Project Morpheous

How I built a fluent interface to transform spreadsheet data into JSON that can be imported via the APIs.

Published On: 12 May 2022

TL; DR ->

B2B companies are often faced with the problem of data migraion during customer onboarding. Whilst the company has a standard data models defined, they can not expect the customers to bring in the data with the same format. To handle this problem, one can use a one-time script to transform the data. However, this solution has a lot of drawbacks:

  • The script is not reusable, as it is built for a specific customer
  • With every new customer coming in, there is a lot of engineering work to do to create a new script for them
  • If the data format changes in between, the script may require a lot of changes
  • The script has to contain the data validatation logic and must be able to handle API failures. Otherwise, the program would crash somewhere in between, only to fix the problems and run it again

In this article, we shall explore how I built a simple solution to handle these problems, with a scope to easily extend it.

Go-To Solutions

Before building software to solve a problem ourselves, it is always good to look at the available options in the market, and check if we can trade money off for the engineering efforts. Since B2B customer onboarding is a frequent problem, there were already a few established SaaS companies providing a solution for it.

  • FlatFile is an excellent tool to onboard business customers. Their offerings range from providing an interactive UI to collaborate with the customers to custom NodeJS to transform the fields of the data.

  • OneSchema operates in the same business area as the FlatFile.
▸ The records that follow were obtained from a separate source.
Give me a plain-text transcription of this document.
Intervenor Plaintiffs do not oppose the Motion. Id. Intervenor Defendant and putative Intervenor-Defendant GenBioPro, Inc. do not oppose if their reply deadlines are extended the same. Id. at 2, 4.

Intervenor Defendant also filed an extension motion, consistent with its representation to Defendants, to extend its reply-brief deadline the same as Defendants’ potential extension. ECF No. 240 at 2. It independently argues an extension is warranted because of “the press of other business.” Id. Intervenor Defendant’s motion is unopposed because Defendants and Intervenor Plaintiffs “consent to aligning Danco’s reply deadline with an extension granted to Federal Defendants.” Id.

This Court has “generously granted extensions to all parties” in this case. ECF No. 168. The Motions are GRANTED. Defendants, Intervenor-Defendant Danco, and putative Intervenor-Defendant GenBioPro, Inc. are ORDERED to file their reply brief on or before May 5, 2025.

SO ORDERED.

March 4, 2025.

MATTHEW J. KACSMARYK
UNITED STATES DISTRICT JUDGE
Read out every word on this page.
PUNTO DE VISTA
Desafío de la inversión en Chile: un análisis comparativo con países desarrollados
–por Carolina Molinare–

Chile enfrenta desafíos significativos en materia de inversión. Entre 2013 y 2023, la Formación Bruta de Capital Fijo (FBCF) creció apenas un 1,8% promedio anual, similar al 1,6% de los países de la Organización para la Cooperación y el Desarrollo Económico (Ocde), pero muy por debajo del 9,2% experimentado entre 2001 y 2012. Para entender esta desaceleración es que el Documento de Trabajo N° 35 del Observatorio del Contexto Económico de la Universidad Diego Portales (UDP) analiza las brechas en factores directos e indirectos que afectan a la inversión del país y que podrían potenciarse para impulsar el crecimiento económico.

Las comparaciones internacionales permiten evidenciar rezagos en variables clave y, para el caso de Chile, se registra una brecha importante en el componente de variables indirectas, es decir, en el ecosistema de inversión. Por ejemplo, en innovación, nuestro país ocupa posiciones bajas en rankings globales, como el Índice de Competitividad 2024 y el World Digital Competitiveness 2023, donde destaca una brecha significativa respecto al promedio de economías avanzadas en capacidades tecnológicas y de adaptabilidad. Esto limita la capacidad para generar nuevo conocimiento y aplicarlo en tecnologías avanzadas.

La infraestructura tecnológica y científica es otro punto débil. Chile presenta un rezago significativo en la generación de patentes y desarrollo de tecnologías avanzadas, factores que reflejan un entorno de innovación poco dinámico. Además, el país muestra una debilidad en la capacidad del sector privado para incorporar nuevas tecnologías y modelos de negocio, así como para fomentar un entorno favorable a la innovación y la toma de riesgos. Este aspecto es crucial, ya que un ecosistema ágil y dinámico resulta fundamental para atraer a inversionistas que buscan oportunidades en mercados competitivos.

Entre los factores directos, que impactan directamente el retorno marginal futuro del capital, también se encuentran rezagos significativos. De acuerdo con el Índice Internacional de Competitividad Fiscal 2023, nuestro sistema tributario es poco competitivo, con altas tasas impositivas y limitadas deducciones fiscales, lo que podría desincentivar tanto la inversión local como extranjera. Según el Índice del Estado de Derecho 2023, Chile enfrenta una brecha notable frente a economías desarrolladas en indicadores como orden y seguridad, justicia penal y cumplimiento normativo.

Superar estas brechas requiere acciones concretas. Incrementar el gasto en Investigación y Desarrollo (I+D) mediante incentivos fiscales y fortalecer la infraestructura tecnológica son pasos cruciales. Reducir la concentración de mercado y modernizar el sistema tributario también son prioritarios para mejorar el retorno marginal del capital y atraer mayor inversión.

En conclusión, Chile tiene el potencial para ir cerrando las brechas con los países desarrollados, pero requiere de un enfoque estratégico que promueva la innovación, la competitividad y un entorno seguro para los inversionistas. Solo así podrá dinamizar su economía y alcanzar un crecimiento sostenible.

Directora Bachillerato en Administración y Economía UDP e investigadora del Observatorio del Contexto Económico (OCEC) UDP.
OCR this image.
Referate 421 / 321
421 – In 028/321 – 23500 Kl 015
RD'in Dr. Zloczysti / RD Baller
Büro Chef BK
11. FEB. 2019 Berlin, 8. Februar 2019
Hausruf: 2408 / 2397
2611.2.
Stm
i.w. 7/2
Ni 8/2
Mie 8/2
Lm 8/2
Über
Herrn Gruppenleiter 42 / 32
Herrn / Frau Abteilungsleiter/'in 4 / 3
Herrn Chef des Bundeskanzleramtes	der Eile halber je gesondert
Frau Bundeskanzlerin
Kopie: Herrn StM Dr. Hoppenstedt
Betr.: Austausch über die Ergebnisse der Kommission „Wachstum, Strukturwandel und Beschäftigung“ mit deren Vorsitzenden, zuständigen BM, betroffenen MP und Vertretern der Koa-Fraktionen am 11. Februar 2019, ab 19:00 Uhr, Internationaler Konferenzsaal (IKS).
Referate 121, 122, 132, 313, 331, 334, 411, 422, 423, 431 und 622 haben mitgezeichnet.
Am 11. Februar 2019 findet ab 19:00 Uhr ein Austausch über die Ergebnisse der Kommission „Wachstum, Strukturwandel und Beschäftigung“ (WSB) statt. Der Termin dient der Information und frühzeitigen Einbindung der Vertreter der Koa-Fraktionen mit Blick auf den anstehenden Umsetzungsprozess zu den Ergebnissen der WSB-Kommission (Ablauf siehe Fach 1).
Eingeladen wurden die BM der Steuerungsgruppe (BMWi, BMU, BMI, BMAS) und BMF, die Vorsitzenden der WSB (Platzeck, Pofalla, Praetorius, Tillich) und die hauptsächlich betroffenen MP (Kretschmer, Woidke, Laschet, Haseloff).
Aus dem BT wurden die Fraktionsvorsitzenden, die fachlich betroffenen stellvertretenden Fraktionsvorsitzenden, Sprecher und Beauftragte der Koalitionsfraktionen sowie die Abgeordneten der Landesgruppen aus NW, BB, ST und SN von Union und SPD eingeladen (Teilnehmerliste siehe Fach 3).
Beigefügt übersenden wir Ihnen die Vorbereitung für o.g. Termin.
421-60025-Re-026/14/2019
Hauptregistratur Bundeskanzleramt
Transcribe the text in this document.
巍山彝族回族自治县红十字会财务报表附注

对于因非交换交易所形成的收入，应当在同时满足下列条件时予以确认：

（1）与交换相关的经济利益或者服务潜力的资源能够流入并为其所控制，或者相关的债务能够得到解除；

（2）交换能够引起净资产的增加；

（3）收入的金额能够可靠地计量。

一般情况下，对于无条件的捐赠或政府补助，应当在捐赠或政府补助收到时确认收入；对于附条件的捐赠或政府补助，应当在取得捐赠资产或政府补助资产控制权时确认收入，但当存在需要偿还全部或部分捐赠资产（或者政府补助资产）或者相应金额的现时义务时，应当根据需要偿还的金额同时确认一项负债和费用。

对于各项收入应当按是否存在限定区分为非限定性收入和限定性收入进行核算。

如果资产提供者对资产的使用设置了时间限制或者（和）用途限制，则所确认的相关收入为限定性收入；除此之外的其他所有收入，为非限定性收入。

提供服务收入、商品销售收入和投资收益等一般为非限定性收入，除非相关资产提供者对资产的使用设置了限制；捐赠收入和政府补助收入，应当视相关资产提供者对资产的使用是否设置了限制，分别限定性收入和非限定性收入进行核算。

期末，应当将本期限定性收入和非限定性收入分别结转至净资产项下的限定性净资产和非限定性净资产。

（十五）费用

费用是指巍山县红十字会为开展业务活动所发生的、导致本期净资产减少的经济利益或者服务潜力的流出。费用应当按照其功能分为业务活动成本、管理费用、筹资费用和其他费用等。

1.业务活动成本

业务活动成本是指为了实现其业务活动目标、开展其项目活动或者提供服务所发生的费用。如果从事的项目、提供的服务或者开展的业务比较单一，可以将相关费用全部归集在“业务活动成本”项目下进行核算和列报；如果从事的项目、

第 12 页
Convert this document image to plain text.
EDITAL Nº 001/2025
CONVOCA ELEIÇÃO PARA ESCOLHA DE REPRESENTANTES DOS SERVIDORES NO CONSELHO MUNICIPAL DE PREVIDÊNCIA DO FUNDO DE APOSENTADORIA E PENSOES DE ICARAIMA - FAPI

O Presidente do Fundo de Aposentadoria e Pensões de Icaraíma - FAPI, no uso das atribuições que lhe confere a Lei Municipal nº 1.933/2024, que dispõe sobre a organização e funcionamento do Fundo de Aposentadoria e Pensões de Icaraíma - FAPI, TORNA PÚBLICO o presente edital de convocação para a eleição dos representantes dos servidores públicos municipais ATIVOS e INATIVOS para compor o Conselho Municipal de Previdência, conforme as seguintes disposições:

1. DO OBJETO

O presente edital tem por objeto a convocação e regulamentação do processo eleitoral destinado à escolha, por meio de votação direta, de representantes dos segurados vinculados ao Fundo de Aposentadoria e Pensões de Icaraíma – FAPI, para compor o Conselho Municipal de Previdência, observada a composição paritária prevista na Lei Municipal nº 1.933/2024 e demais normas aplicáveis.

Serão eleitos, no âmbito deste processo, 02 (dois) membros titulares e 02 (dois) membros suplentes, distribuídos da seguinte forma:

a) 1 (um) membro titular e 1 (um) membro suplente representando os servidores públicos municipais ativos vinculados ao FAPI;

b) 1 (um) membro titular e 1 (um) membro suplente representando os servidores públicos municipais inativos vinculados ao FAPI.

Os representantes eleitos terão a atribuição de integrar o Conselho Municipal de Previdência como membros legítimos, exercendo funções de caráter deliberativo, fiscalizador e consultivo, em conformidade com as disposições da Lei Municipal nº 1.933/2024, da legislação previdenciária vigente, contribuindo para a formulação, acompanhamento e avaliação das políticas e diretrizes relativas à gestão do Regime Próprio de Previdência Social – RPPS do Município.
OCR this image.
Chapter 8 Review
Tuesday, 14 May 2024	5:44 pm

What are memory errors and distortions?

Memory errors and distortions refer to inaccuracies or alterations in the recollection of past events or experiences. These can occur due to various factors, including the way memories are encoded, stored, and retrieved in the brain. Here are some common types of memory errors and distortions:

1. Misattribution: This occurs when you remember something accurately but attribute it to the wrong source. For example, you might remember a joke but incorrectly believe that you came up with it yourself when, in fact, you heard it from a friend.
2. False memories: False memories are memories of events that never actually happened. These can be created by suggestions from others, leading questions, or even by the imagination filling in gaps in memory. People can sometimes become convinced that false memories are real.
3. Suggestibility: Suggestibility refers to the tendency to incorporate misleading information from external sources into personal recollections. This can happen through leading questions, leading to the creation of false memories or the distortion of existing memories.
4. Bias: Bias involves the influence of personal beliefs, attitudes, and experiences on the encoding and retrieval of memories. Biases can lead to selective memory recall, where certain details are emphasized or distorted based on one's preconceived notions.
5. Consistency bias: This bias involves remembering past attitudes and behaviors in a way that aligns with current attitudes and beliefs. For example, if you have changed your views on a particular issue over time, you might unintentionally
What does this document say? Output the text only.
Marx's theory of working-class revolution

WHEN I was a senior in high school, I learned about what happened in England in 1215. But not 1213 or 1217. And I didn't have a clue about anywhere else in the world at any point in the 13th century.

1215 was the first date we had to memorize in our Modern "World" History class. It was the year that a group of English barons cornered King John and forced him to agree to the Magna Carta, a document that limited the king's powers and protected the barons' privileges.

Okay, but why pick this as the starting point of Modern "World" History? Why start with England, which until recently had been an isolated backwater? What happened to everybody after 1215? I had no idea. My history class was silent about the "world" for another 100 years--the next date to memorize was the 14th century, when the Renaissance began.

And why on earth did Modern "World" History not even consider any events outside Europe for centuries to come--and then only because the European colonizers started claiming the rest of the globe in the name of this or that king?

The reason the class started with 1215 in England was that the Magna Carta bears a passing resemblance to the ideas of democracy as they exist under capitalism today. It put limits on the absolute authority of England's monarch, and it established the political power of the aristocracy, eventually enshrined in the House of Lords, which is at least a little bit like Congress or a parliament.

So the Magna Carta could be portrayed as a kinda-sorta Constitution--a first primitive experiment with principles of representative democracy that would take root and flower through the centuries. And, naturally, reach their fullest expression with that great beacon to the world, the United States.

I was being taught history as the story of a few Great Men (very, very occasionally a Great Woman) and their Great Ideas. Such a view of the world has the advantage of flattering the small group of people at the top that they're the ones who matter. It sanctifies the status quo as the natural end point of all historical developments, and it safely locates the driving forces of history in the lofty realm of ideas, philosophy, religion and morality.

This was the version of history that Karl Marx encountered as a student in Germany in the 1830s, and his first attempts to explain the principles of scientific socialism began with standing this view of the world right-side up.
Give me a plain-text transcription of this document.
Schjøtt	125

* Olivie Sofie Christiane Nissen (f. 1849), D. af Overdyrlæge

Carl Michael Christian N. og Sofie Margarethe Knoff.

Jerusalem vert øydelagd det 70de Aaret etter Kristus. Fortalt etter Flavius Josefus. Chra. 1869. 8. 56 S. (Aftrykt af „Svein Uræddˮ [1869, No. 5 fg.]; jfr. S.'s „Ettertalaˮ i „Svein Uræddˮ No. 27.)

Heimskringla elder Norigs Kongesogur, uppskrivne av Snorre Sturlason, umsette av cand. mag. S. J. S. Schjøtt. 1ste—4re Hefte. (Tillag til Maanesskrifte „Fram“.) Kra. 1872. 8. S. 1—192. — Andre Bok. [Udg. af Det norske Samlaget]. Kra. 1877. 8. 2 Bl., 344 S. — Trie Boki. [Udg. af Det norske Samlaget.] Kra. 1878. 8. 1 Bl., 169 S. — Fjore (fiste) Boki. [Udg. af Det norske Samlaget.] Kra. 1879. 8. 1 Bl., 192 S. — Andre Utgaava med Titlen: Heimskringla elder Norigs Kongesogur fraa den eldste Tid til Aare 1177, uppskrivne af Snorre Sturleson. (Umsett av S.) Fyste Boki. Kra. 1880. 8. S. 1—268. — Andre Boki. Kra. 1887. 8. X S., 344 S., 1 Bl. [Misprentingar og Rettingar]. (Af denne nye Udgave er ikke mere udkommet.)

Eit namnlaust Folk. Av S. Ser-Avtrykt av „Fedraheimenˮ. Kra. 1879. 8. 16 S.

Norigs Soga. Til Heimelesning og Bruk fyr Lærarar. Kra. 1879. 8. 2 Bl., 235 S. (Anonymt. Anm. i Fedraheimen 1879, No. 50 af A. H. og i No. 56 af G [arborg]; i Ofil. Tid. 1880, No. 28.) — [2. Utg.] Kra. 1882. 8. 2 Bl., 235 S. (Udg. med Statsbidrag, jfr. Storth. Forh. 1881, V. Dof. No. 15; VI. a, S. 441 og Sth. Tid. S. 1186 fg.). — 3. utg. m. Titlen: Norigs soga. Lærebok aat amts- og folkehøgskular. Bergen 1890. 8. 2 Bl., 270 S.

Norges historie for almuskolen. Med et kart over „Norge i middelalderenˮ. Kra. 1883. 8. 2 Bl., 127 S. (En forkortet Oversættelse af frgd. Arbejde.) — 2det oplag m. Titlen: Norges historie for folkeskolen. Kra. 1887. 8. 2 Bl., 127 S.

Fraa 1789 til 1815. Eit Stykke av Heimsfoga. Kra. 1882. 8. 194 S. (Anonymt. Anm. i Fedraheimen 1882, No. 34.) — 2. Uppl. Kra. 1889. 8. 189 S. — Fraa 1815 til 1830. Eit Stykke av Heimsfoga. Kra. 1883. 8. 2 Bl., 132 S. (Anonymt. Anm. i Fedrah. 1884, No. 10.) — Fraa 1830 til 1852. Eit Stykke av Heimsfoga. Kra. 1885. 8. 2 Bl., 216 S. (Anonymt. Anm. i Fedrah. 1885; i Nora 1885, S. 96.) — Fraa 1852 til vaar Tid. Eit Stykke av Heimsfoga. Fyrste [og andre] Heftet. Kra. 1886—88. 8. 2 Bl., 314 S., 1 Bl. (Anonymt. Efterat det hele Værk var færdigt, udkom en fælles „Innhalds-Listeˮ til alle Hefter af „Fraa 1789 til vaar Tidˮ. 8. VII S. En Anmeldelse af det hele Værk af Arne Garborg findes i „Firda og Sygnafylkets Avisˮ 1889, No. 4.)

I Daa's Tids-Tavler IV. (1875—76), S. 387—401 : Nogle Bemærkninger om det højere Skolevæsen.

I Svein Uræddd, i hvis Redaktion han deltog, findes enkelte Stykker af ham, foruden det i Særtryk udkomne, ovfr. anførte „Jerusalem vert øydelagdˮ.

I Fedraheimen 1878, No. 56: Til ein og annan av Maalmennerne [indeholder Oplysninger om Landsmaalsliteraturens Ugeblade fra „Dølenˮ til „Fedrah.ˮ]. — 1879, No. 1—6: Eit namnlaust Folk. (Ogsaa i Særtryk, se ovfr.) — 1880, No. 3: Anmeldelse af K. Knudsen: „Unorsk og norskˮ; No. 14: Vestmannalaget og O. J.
Their solution offers an easy way to clean the data and export the rows with errors and share them with the customer. On another end, they also support transforming the data and handling ingestion and incremental updates.

  • CSVBox: CSVBox is a simple solution to map the columns in the input spreadsheet to a defined schema. Although googling “Flatfile alternative” brings them to the top, they are not quite there yet!

After exploring some other solutions such as Dromo, I decided to go with a custom solution.

The Solution

The solution was named Morpheus after a “Matrix” character and the Greek god of dreams. The interesting part of the word was “morph” — to transform, which the project would do the spreadsheet input data.

The project consisted of two parts — one to import the JSON data that is already in the format required by the POST APIs, and another to convert the spreadsheet data coming into the standard JSON format. A validator was placed in between these steps to ensure that data was in the format needed by API.

Importer

The importer tool is responsible for uploading the data present in the JSON files to the APIs. The challenge comes here with the references between the entities. To give a concrete example, let’s assume the following scenario:

  • We have Student and Course resources, where multiple Students can take a single Course
  • The backend generates UUIDs for the Student and Course resources and uses them as the primary keys
  • The endpoint POST /api/course, takes a JSON body field students, an array of UUIDs corresponding to Student resources.
  • The endpoint GET /api/student has a query parameter search, which takes a string of [field1: value1][field2: value2] format, returning the matching resources.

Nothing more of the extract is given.